A la salida van a tomar algo con la barra de actores y trabajadores del teatro y entonces se acuerda de las elecciones en el Círculo de La Prensa. Se raja para allá. Los periodistas se sorprenden de verlo. Es la primera vez que va a votar. Y así culmina el relato de Larra:

“Cuando sale, después de haber votado, no adivina que volverá al día siguiente.
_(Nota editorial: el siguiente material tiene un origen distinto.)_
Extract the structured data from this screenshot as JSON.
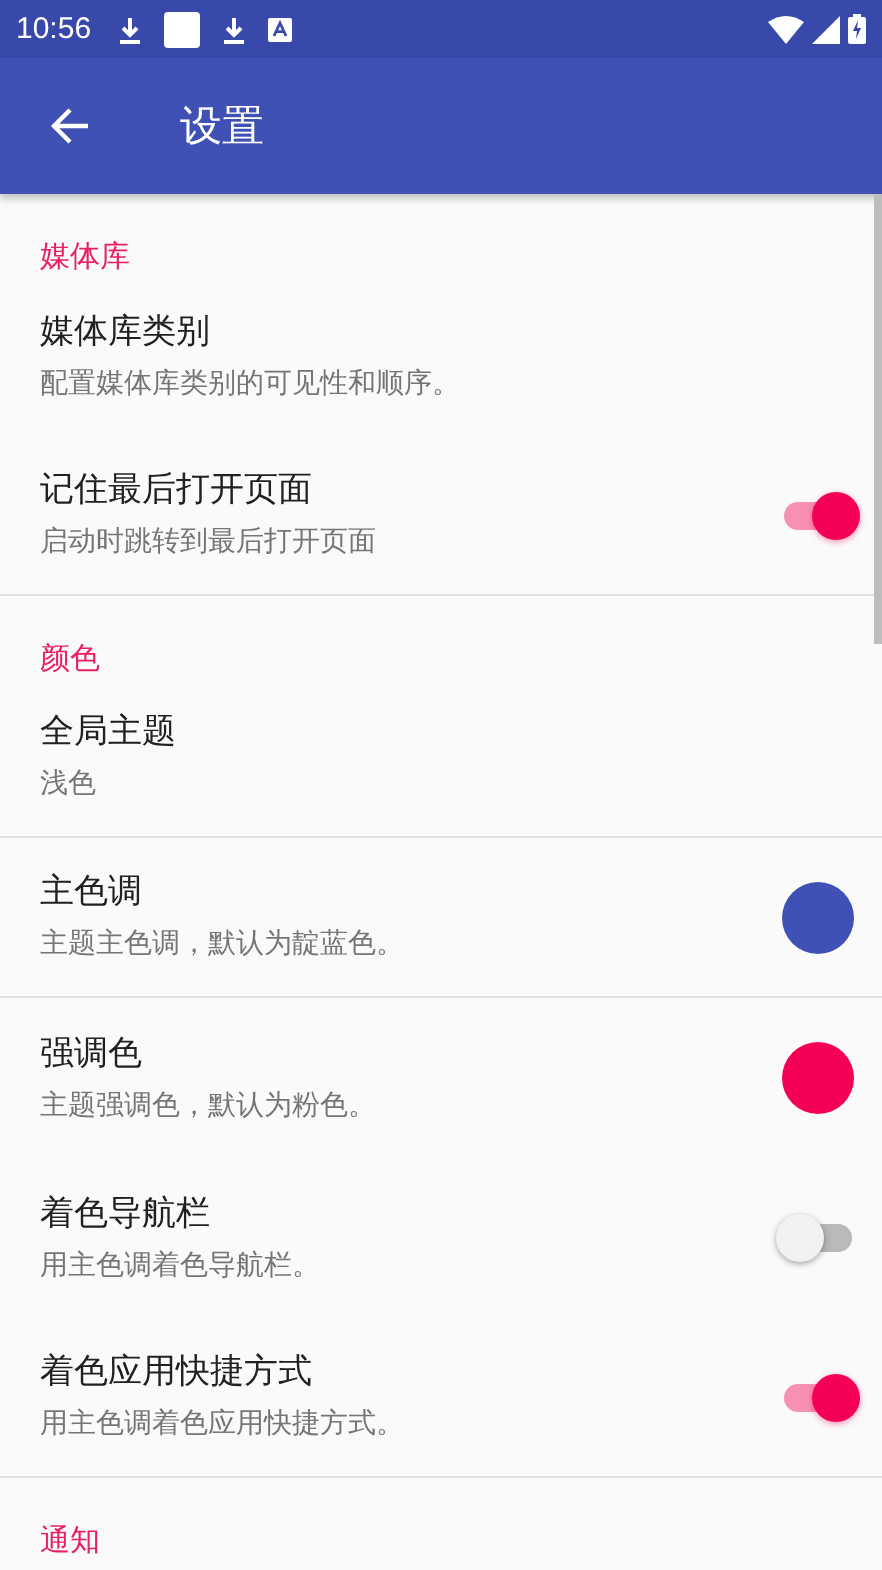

Lo traerán en un cajón de madera ordinaria, lo cubrirán de flores y los amigos se inclinarán sobre su rostro iluminado de paz, repitiéndose llenos de angustia:

–¿Será posible?

Camino de su casa le vuelve la puntada al corazón. ‘Es la vieja angustia que golpea’, dice tranquilo, sin temores. Tiene tanto por hacer, el lunes sin falta irá al laboratorio, ordenará las cosas y luego partirá al Delta por una semana.

Se desviste sin encender la luz. No sabe cómo se acuerda de Lila: ‘Tenemos que vernos de nuevo en la otra vida’.

Sí, repite como entre sueños, tenemos que vernos. Apoya la cabeza en la almohada. Y se queda dormido... dormido para siempre”.

Y así, con su sombra oscilando sobre la ciudad una vez más, lo despedimos.